By Ruzanna Stepanian
Law-enforcement authorities have identified security officers, who shot and killed opposition protesters during the post-election clashes in Yerevan, and are now determining whether the use of lethal force was justified, a senior investigator said on Tuesday.

At least eight civilians and two interior troops were killed as security forces tried to disperse thousands of supporters of opposition leader Levon Ter-Petrosian who barricaded themselves at a vast street intersection outside the Yerevan mayor’s office on March 1. The clashes, the worst in Armenia’s history, followed the break-up earlier in the day of Ter-Petrosian’s non-stop demonstrations in the city’s Liberty Square against official results of the February 19 disputed presidential election.

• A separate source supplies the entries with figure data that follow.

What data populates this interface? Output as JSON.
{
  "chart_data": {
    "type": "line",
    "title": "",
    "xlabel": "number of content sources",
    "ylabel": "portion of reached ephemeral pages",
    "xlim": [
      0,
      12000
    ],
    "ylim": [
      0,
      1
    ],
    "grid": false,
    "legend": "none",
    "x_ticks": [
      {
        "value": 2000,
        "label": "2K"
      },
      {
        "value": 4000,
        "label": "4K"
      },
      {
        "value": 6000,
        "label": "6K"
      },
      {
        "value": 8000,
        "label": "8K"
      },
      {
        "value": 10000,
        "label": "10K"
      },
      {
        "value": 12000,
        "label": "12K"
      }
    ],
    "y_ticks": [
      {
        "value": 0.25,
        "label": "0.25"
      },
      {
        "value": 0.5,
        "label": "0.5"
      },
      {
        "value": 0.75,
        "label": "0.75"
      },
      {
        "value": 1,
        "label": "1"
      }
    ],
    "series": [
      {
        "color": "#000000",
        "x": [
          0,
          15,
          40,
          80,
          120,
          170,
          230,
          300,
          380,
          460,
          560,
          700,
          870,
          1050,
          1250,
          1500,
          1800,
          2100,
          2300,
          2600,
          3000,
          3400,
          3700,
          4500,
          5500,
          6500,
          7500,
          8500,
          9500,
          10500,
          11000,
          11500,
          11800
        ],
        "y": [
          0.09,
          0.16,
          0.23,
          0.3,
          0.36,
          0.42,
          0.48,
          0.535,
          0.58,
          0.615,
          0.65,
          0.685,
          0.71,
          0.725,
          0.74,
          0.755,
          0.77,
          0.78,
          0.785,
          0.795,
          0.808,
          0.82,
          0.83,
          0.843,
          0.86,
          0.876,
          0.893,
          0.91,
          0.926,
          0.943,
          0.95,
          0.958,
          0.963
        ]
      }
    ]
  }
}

According to the Special Investigative Service (SIS), a law-enforcement agency subordinated to Armenia’s Office of the Prosecutor-General, three of the civilian victims were killed by tear gas grenades fired by riot police from a very shory distance. Prosecutor-General Aghvan Hovsepian claimed earlier this month that the investigators still do not know which police officers mishandled the riot equipment.

Neither Hovsepian nor any other law-enforcement official has so far publicly commented on the circumstances in which the five other civilians died. In an interview with RFE/RL, Vahagn Harutiunian, a senior SIS official leading the controversial official inquiry into the unrest, said the investigators have finally identified and questioned officers who shot them.

“All of them are known,” he said. “All of them have been interrogated. The investigation is continuing.”

Citing “the interests of the investigation,” Harutiunian refused to reveal the identity of the shooters or specify which security agency they work for.

“Use of firearms [by a law-enforcement officer] is not necessarily a crime,” said Harutiunian. “If firearms are used for preventing crimes or other legitimate purposes, that is naturally not punishable by criminal law.

“But that doesn’t mean we rule out the possibility of an unjustified use of firearms. The matter is being investigated.”

The Armenian government has justified the use of lethal force against the opposition protesters, saying that it thereby prevented a coup d’etat allegedly plotted by Ter-Petrosian and his associates. It has claimed that some of the protesters carried weapons, pointing to the deaths of two interior troop servicemen in the unprecedented street battles. However, none of more than 100 opposition members and supporters arrested following the clashes was charged in connection with those deaths.

The Ter-Petrosian-led opposition dismisses the coup allegations, insisting that the authorities brutally suppressed the massive post-election demonstrations in Yerevan. It considers former President Robert Kocharian the main mastermind of the “slaughter.”

The official version of events has also been questioned by Armenia’s human rights ombudsman and international human rights bodies such as the Council of Europe. They have repeatedly urged the government to allow an independent inquiry involving foreign experts.